The answer is NO. Most Linux distro comes with its own package manager where you can search for the applications you want and install them in a few clicks. In Ubuntu, the equivalent of a package manager is the Ubuntu Software Center, though it is more of a marketplace than a package manager. However, as good as these package managers seem, there is one problem: they only contain applications that are in their repository. If you want to install a third party application not in the default repository, you won’t be able to find and install the application from the package managers.
In Ubuntu, here are a few ways to install third party software from the Ubuntu Software Center.
[mte_content_ads]The good (and bad) thing about Linux is that there are many ways to install an application. You can compile from source, install from repository, or install using the deb/rpm package. Ubuntu supports the deb format and Ubuntu Software Center is the default handler for deb file. That means, after you have downloaded the deb file, all you have to do is to double click it and it will open up in Ubuntu Software Center. You can then view the application detail and install the application.

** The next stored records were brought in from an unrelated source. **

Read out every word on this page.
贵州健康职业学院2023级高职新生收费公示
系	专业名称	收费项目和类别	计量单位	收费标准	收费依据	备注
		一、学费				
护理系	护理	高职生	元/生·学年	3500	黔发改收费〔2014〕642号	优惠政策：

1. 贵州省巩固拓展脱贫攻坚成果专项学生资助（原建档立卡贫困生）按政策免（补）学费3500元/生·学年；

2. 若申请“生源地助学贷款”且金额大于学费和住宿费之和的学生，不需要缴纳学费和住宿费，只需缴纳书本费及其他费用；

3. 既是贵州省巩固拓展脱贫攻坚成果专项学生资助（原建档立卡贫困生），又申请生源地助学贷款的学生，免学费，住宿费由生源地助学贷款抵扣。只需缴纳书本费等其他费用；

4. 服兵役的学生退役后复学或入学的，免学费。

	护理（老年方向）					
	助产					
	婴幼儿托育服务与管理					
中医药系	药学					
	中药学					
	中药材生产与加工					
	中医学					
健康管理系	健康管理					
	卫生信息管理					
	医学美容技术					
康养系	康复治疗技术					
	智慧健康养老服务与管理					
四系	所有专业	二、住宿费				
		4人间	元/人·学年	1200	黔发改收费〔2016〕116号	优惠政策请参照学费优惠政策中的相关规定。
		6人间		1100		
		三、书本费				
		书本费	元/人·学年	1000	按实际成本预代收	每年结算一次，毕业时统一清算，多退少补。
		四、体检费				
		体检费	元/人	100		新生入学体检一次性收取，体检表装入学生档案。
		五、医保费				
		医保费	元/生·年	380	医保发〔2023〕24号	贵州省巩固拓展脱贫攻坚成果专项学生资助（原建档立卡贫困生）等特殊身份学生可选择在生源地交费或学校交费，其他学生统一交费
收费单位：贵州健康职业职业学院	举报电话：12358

This is by far, the easiest way to install third party application in Ubuntu. However, not all applications are available in the deb format. This brings us to the next method: installing via PPA.
A good number of applications are hosted in Launchpad. This means that you can easily add the PPA and install the application in your computer. The classical way of installing application via PPA in the terminal is to use the commands:
sudo add-apt-repository ppa:developer/xyz sudo apt-get update sudo apt-get install xyz-software
This is basically a three steps process:
- Add the PPA to your repository.
- Update the system
- Install the application
In Ubuntu, we can replicate the above three steps using GUI.
1. Add PPA to your repository
Open the “Software & Updates” application in Ubuntu. Click the “Other Software” tab, follow by the “Add” button.
Copy the PPA (should be in the format: “ppa:developer/xyz“) and paste it into the field. Click “Add Source”.
Once the PPA is added, you can close the “Software & Updates” application.
Note: Other than Launchpad PPA, you can also add other repository here. It should be of the format like “deb http://archive.ubuntu.com/ubuntu raring main“.
2. Update the system
Open the “Software Updater” application. It should automatically update the system. If not, click “Check now”.
3. Install the application
Now, you can open Ubuntu Software Center and search for the application that you want to install.
You can also click the arrow beside the “All Software” tab to narrow down to the particular PPA so as to make your search easier.
Until Ubuntu Software Center comes with the ability to add PPA and refresh the repository within itself, we still have to depend on three different applications to install third party PPA application in Ubuntu Software Center. Personally, I prefer to use either the .deb file or the command line in the terminal as they allow me to be more productive. What about you? Do you prefer to use Ubuntu Software Center, or the command line?